Bonjour , je vous pose la question ici car malgré des heures de recherche je trouve rien...

Alors déjà j'ai un Imac OS X 10.4.11 (pas mis à jour depuis des années puisqu'apparement ça les abime)
Ma version itunes est 9.2.1 (5) : c'est la dernière disponible pour ce Imac , du moins cette version
Version Ipoud Touch : 5.0.1


Alors voilà mon problème : mon ipod n'est pas détecté par Itunes car celui-ci est trop vieux.
Il faut une version 10,5 de Itunes..Donc vous voyez j'en suis loin. 

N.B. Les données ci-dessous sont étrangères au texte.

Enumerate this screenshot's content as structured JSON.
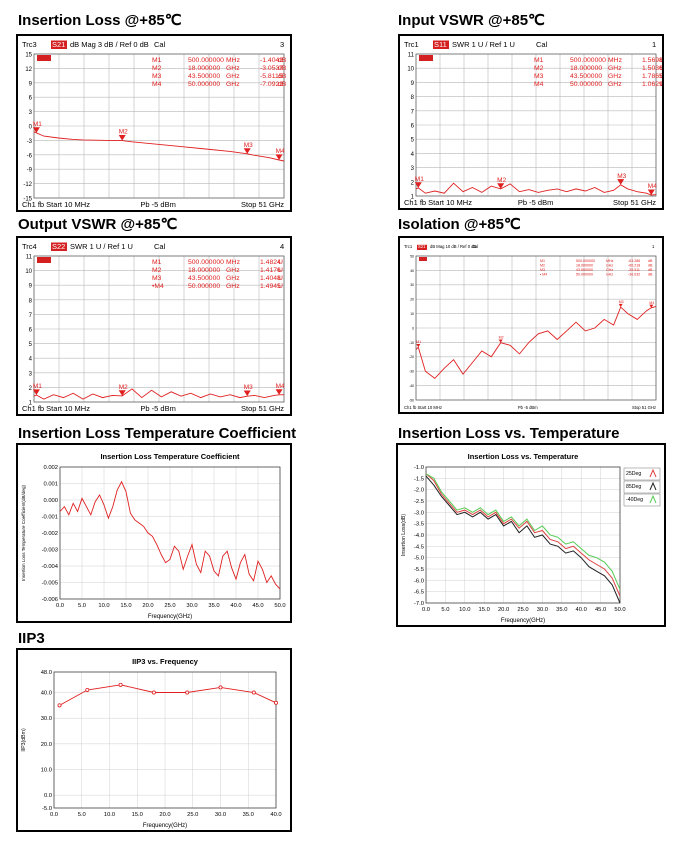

Ca rend mon Ipod Inutilisable puisque je peux pas le connecter à Itunes , et je ne veux pas mettre à jour itunes parce que je devrais mettre à jour mon Imac ce que je ne veux pas car il ramera après. 
	

	
	
		
		

		
			





Donc voilà , quelqu'un a une soluce ?


----------



## Lauange (9 Novembre 2012)

Hello

Ça va être compliqué. Je t'aurais conseillé d'utiliser iTools à la place d'iTunes, mais si ton iPod n'est pas vu par ton IMac, c'est foutu.


----------



## Link1993 (11 Novembre 2012)

Siiii... Normalement les ipods et iphones sont reconnu par le mac ! Sauf que itunes ne l'affiche pas (juste une information disant que ipod XXXX est incompatible avec cette version d'itunes)

Donc sauf si iTools requiert un accès en mode target sur les ipods (donc on exclu les iphones et Touch), et bien ça devrai marcher ^^


----------